Mais de uma década depois, Catarina Martins abandona a coordenação do Bloco de Esquerda. No discurso de despedida, na XIII Convenção Nacional do BE, no pavilhão do Casal Vistoso, em Lisboa, aponta às novas gerações, ao futuro do partido e ainda deixa duras críticas ao PS.
Num dos momentos mais difíceis da história do partido, assume que a derrota das últimas legislativas foi pesada, mas deixa uma garantia: não se arrepende de ter chumbado o Orçamento de Estado que provocou as eleições antecipadas de 2022.
"É certo que a derrota eleitoral do ano passado deixou feridas, mas volto a dizer o que já me ouviram [dizer]: não nos arrependemos da coerência. Fizemos o que tínhamos de fazer e voltaríamos a fazer o mesmo enfrentamento com o Governo nos orçamentos a propósito da saúde e dos direitos laborais."
A ainda líder bloquista frisa que o partido "respeita quem tinha votado no Bloco e que, por medo da direita ou por preferir uma maioria absoluta, apoiou o PS há um ano". No entanto, garante que irá sempre preferir o "cuidado que a democracia deve ao SNS ou ao direito de quem trabalha" do que "escolher a conveniência partidária".
"Que ninguém se engane sobre quem somos e como somos", salienta.
Catarina Martins garantiu que o BE escolhe e continuará a escolher "a coerência e o compromisso com soluções que salvam vidas, que ajudam quem está doente, que dão ao pobre e ao remediado a garantia de que não deve ser cuidado nos nossos hospitais públicos de forma diferente da pessoa mais poderosa do mundo".

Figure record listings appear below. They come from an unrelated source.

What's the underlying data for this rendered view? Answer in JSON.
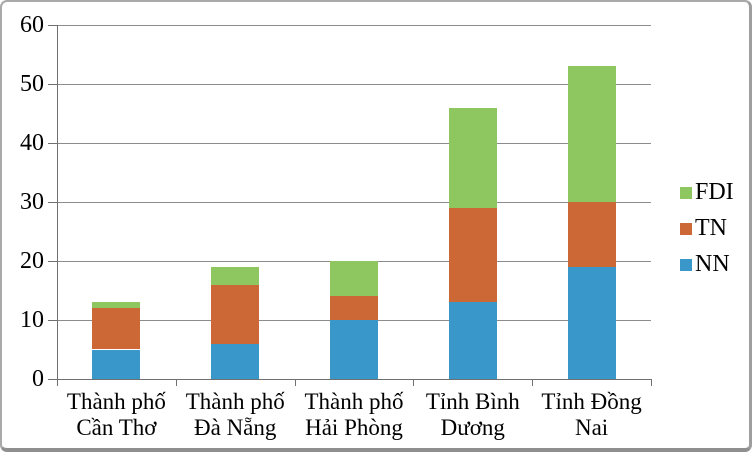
{
  "figure": {
    "background": "#ffffff",
    "border_color": "#a9a9a9"
  },
  "chart_data": {
    "type": "bar",
    "stacked": true,
    "title": "",
    "xlabel": "",
    "ylabel": "",
    "categories": [
      "Thành phố Cần Thơ",
      "Thành phố Đà Nẵng",
      "Thành phố Hải Phòng",
      "Tỉnh Bình Dương",
      "Tỉnh Đồng Nai"
    ],
    "series": [
      {
        "name": "NN",
        "color": "#3a97c9",
        "values": [
          5,
          6,
          10,
          13,
          19
        ]
      },
      {
        "name": "TN",
        "color": "#cb6835",
        "values": [
          7,
          10,
          4,
          16,
          11
        ]
      },
      {
        "name": "FDI",
        "color": "#8ec75f",
        "values": [
          1,
          3,
          6,
          17,
          23
        ]
      }
    ],
    "stack_totals": [
      13,
      19,
      20,
      46,
      53
    ],
    "ylim": [
      0,
      60
    ],
    "yticks": [
      0,
      10,
      20,
      30,
      40,
      50,
      60
    ],
    "grid": "horizontal",
    "legend": {
      "position": "right",
      "order": [
        "FDI",
        "TN",
        "NN"
      ]
    },
    "colors": {
      "gridline": "#8c8c8c",
      "axis": "#707070",
      "text": "#000000"
    }
  }
}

"E se assim fazemos é porque respeitamos sempre o nosso mandato. Temos um compromisso com o povo e é por isso que somos esquerda de confiança", acrescenta.

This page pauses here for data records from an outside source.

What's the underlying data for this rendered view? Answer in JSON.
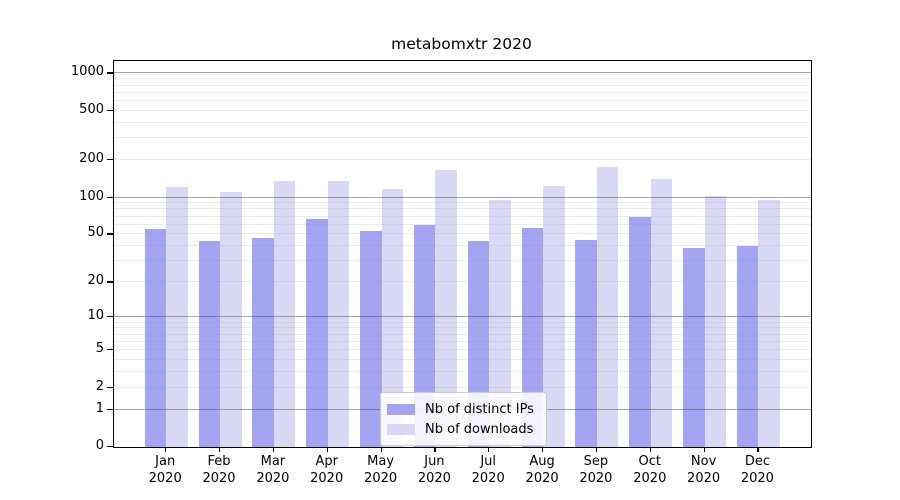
{
  "chart_data": {
    "type": "bar",
    "title": "metabomxtr 2020",
    "categories": [
      "Jan",
      "Feb",
      "Mar",
      "Apr",
      "May",
      "Jun",
      "Jul",
      "Aug",
      "Sep",
      "Oct",
      "Nov",
      "Dec"
    ],
    "category_year": "2020",
    "series": [
      {
        "name": "Nb of distinct IPs",
        "color": "#a4a4f2",
        "values": [
          55,
          44,
          47,
          67,
          53,
          60,
          44,
          57,
          45,
          69,
          39,
          40
        ]
      },
      {
        "name": "Nb of downloads",
        "color": "#d9d9f6",
        "values": [
          121,
          111,
          137,
          137,
          117,
          166,
          96,
          125,
          176,
          140,
          102,
          95
        ]
      }
    ],
    "y_ticks": [
      0,
      1,
      2,
      5,
      10,
      20,
      50,
      100,
      200,
      500,
      1000
    ],
    "y_scale": "log10(1+v)",
    "ylim": [
      0,
      1260
    ],
    "grid": {
      "shown": true,
      "major_lines": [
        1,
        10,
        100,
        1000
      ],
      "minor_lines": [
        2,
        3,
        4,
        5,
        6,
        7,
        8,
        9,
        20,
        30,
        40,
        50,
        60,
        70,
        80,
        90,
        200,
        300,
        400,
        500,
        600,
        700,
        800,
        900
      ]
    },
    "legend": {
      "position": "lower-center"
    },
    "colors": {
      "frame": "#000000",
      "background": "#ffffff",
      "major_grid": "#a5a5a5",
      "minor_grid": "#ececec"
    }
  }
}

"PS com maioria absoluta achou que chegara o seu momento cavaquista"
Ao longo do discurso, a coordenadora cessante recorda com orgulho os tempos de "geringonça" e tece críticas à governação socialista.
A ainda líder do BE aponta ainda que o executivo de António Costa quis uma "política no avesso da esquerda" e que a viragem socialista à direita faz lembrar os tempos de maioria absoluta de Cavaco Silva: "Todos estes problemas estruturais foram agravados porque o PS, com maioria absoluta, achou que chegara o seu momento cavaquista".
Para Catarina Martins, o PS pode "vitimizar-se", mas deixou claro que "não foram a covid e a guerra que criaram as dificuldades atuais", nem "nenhuma oposição que criou qualquer dos problemas que os ministros inventam".
"E assim se entretém uma degradação da vida pública, em que o PS se tornou o padrasto de todo o populismo."
"Estou grata pelo privilégio destes últimos 11 anos e pelo que mais virá"
Tratando-se de um discurso de despedida, Catarina Martins não podia deixar de recordar "a camaradagem, a convicção, o debate franco, a luta ombro a ombro" ao longo de mais de uma década como coordenadora do Bloco de Esquerda.
"Permitam-me que hoje vos diga o quão grata estou pelo privilégio de ter seguido convosco no caminho destes últimos 11 anos e pelo que mais virá", confessa a ainda líder bloquista.
Recordando a "enorme generosidade" de Francisco Louçã, que a antecedeu na liderança do partido, a coordenadora do BE enalteceu ainda Luís Fazenda e Fernando Rosas.
"De formas diversas, reinventaram a sua intervenção no Bloco e ensinaram-nos que as gerações não se atropelam, nem se substituem. As gerações no BE reforçam-se, acrescentam-se", enfatizou.
Um dos mais orgulhos de Catarina Martins é a promulgação da lei de despenalização da morte medicamente assistida.
"Não é o único legado que nos deixa, longe disso, mas esta particular combinação de exigência e tolerância é a Lei João Semedo. E Portugal deve agradecer-lhe a generosidade com que se dedicou a esta causa como ao SNS até ao último dos seus dias."
A XIII Convenção Nacional do BE decorre no pavilhão do Casal Vistoso, em Lisboa, até este domingo, 28 de maio. Entre outras questões, em cima da mesa está a eleição da nova liderança do partido, á qual Mariana Mortágua surge como favorita.